A: If you’ve set up your MongoDB on MongoDB Atlas, then you’re in luck as the fine folks there let you install a sample data set from the console. Just head over to the Atlas console for your cluster and select “Load Sample Dataset”:
And it will import eight different sample datasets which include geo-data about wrecks and weather, Airbnb listings, mock financial data, fake movie data… and more! All of them come with the appropriate indexes set up too.
Importing locally
If on the other hand, you have your own MongoDB server or are running your own local instance there’s no such option. As I mentioned in our Windows 11 install guide, if you’d like to tap into this sample dataset, what you need to do is download the mongodump
archive that MongoDB have published at:
https://atlas-education.s3.amazonaws.com/sampledata.archive
Paste that link into your browser and it should download and save the file. If you prefer to do that sort of thing on the command line then use curl or wget like so:
curl -O https://atlas-education.s3.amazonaws.com/sampledata.archive
Or
wget https://atlas-education.s3.amazonaws.com/sampledata.archive
Once that’s downloaded, head over to Studio 3T to import the data into MongoDB. Connect to your MongoDB database and then select the Import tool from the toolbar. You’ll then be presented with a dialog where you can select which import tool you want to use.

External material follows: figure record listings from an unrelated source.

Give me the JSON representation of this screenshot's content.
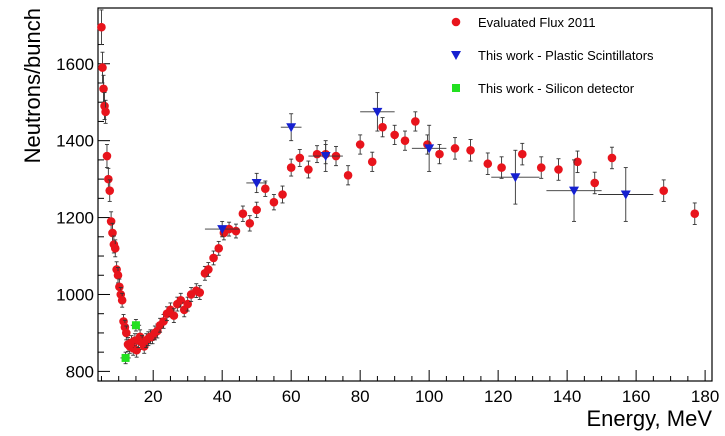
{
  "chart_data": {
    "type": "scatter",
    "xlabel": "Energy, MeV",
    "ylabel": "Neutrons/bunch",
    "xlim": [
      4,
      182
    ],
    "ylim": [
      775,
      1745
    ],
    "x_ticks": [
      20,
      40,
      60,
      80,
      100,
      120,
      140,
      160,
      180
    ],
    "y_ticks": [
      800,
      1000,
      1200,
      1400,
      1600
    ],
    "legend_position": "top-right",
    "series": [
      {
        "name": "Evaluated Flux 2011",
        "marker": "circle",
        "color": "#e8141c",
        "points": [
          [
            5.0,
            1695,
            45
          ],
          [
            5.3,
            1590,
            40
          ],
          [
            5.6,
            1535,
            35
          ],
          [
            5.9,
            1490,
            35
          ],
          [
            6.2,
            1475,
            30
          ],
          [
            6.6,
            1360,
            30
          ],
          [
            7.0,
            1300,
            28
          ],
          [
            7.4,
            1270,
            28
          ],
          [
            7.8,
            1190,
            25
          ],
          [
            8.2,
            1160,
            25
          ],
          [
            8.6,
            1130,
            22
          ],
          [
            9.0,
            1120,
            22
          ],
          [
            9.4,
            1065,
            20
          ],
          [
            9.8,
            1050,
            20
          ],
          [
            10.2,
            1020,
            20
          ],
          [
            10.6,
            1000,
            18
          ],
          [
            11.0,
            985,
            18
          ],
          [
            11.4,
            930,
            18
          ],
          [
            11.8,
            915,
            18
          ],
          [
            12.2,
            900,
            18
          ],
          [
            12.7,
            870,
            18
          ],
          [
            13.2,
            865,
            18
          ],
          [
            13.7,
            875,
            18
          ],
          [
            14.2,
            860,
            18
          ],
          [
            14.7,
            880,
            18
          ],
          [
            15.2,
            855,
            18
          ],
          [
            15.7,
            880,
            18
          ],
          [
            16.2,
            890,
            18
          ],
          [
            16.8,
            875,
            18
          ],
          [
            17.4,
            865,
            18
          ],
          [
            18.0,
            880,
            18
          ],
          [
            18.6,
            885,
            18
          ],
          [
            19.2,
            890,
            18
          ],
          [
            19.8,
            890,
            18
          ],
          [
            20.5,
            900,
            18
          ],
          [
            21.2,
            905,
            18
          ],
          [
            22.0,
            920,
            18
          ],
          [
            23.0,
            930,
            18
          ],
          [
            24.0,
            950,
            18
          ],
          [
            25.0,
            960,
            18
          ],
          [
            26.0,
            945,
            18
          ],
          [
            27.0,
            975,
            18
          ],
          [
            28.0,
            985,
            18
          ],
          [
            29.0,
            960,
            18
          ],
          [
            30.0,
            975,
            18
          ],
          [
            31.0,
            1000,
            18
          ],
          [
            32.5,
            1010,
            18
          ],
          [
            33.5,
            1005,
            18
          ],
          [
            35.0,
            1055,
            18
          ],
          [
            36.0,
            1065,
            18
          ],
          [
            37.5,
            1095,
            18
          ],
          [
            39.0,
            1120,
            18
          ],
          [
            40.5,
            1160,
            18
          ],
          [
            42.0,
            1170,
            18
          ],
          [
            44.0,
            1165,
            18
          ],
          [
            46.0,
            1210,
            20
          ],
          [
            48.0,
            1185,
            20
          ],
          [
            50.0,
            1220,
            20
          ],
          [
            52.5,
            1275,
            20
          ],
          [
            55.0,
            1240,
            20
          ],
          [
            57.5,
            1260,
            22
          ],
          [
            60.0,
            1330,
            22
          ],
          [
            62.5,
            1355,
            22
          ],
          [
            65.0,
            1325,
            22
          ],
          [
            67.5,
            1365,
            22
          ],
          [
            70.0,
            1365,
            25
          ],
          [
            73.0,
            1360,
            25
          ],
          [
            76.5,
            1310,
            25
          ],
          [
            80.0,
            1390,
            25
          ],
          [
            83.5,
            1345,
            25
          ],
          [
            86.5,
            1435,
            25
          ],
          [
            90.0,
            1415,
            25
          ],
          [
            93.0,
            1400,
            25
          ],
          [
            96.0,
            1450,
            25
          ],
          [
            99.5,
            1390,
            25
          ],
          [
            103.0,
            1365,
            25
          ],
          [
            107.5,
            1380,
            28
          ],
          [
            112.0,
            1375,
            28
          ],
          [
            117.0,
            1340,
            28
          ],
          [
            121.0,
            1330,
            28
          ],
          [
            127.0,
            1365,
            28
          ],
          [
            132.5,
            1330,
            28
          ],
          [
            137.5,
            1325,
            28
          ],
          [
            143.0,
            1345,
            28
          ],
          [
            148.0,
            1290,
            28
          ],
          [
            153.0,
            1355,
            28
          ],
          [
            168.0,
            1270,
            28
          ],
          [
            177.0,
            1210,
            28
          ]
        ]
      },
      {
        "name": "This work - Plastic Scintillators",
        "marker": "triangle-down",
        "color": "#1520d0",
        "points": [
          [
            40,
            1170,
            5,
            20
          ],
          [
            50,
            1290,
            3,
            25
          ],
          [
            60,
            1435,
            3,
            35
          ],
          [
            70,
            1360,
            5,
            40
          ],
          [
            85,
            1475,
            5,
            50
          ],
          [
            100,
            1380,
            5,
            60
          ],
          [
            125,
            1305,
            7,
            70
          ],
          [
            142,
            1270,
            8,
            80
          ],
          [
            157,
            1260,
            8,
            70
          ]
        ]
      },
      {
        "name": "This work - Silicon detector",
        "marker": "square",
        "color": "#22e020",
        "points": [
          [
            12,
            835,
            1.5,
            15
          ],
          [
            15,
            920,
            1.5,
            15
          ]
        ]
      }
    ]
  }
}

For this import, we want to use the BSON – mongodump archive option. Select that and click Configure. You’ll be taken to a BSON – Archive Import tab:
Click on Select File and in the file chooser dialog that appears, set the filter to Archive and select the sampledata.archive file you downloaded earlier. If you didn’t select a database before clicking Import, you’ll need to click Change Target and select a server as a destination for the imported data. And that’s all you need to change before clicking Run.
Watch the Operations Pane to see the progress of the BSON Archive import. When it’s complete, you may need to refresh the connection bar. Click on any item in the connection bar, then bring up the right click menu and select Refresh All, or press control/command R.
Other Sources for Sample Datasets
So far, we’ve talked about bringing in the well-documented Atlas sample dataset, into Atlas and into your own server. But you may want to bring in data from somewhere more relevant or interesting than this.
Extra3T – In the Github repository for Extra3T/ExampleDatasets are a collection of various sample datasets used in Studio 3T’s own tutorials and exercises. These datasets can be imported using the Studio 3T JSON Import tool.
Airbnb datasets – The InsideAirbnb project accumulates data from Airbnb lettings around the world and creates datasets for cities to help inform researchers and policy makers. On their Get The Data page, you’ll find these datasets for download in CSV format. Download and import using the Studio 3T CSV Import tool.
Kaggle – Kaggle runs competitions for data scientists, and data scientists need datasets. On Kaggle’s main page you’ll find user-contributed datasets of various shapes and sizes.
On a much lighter note – the FiveThirtyEight GitHub repository contains data on DC and Marvel comic characters in CSV format as reference data for a story they did. It’s not alone; if you look in the full repository you’ll find lots of datasets in CSV format that provide a reference for their articles – and a link to the article in the readme file.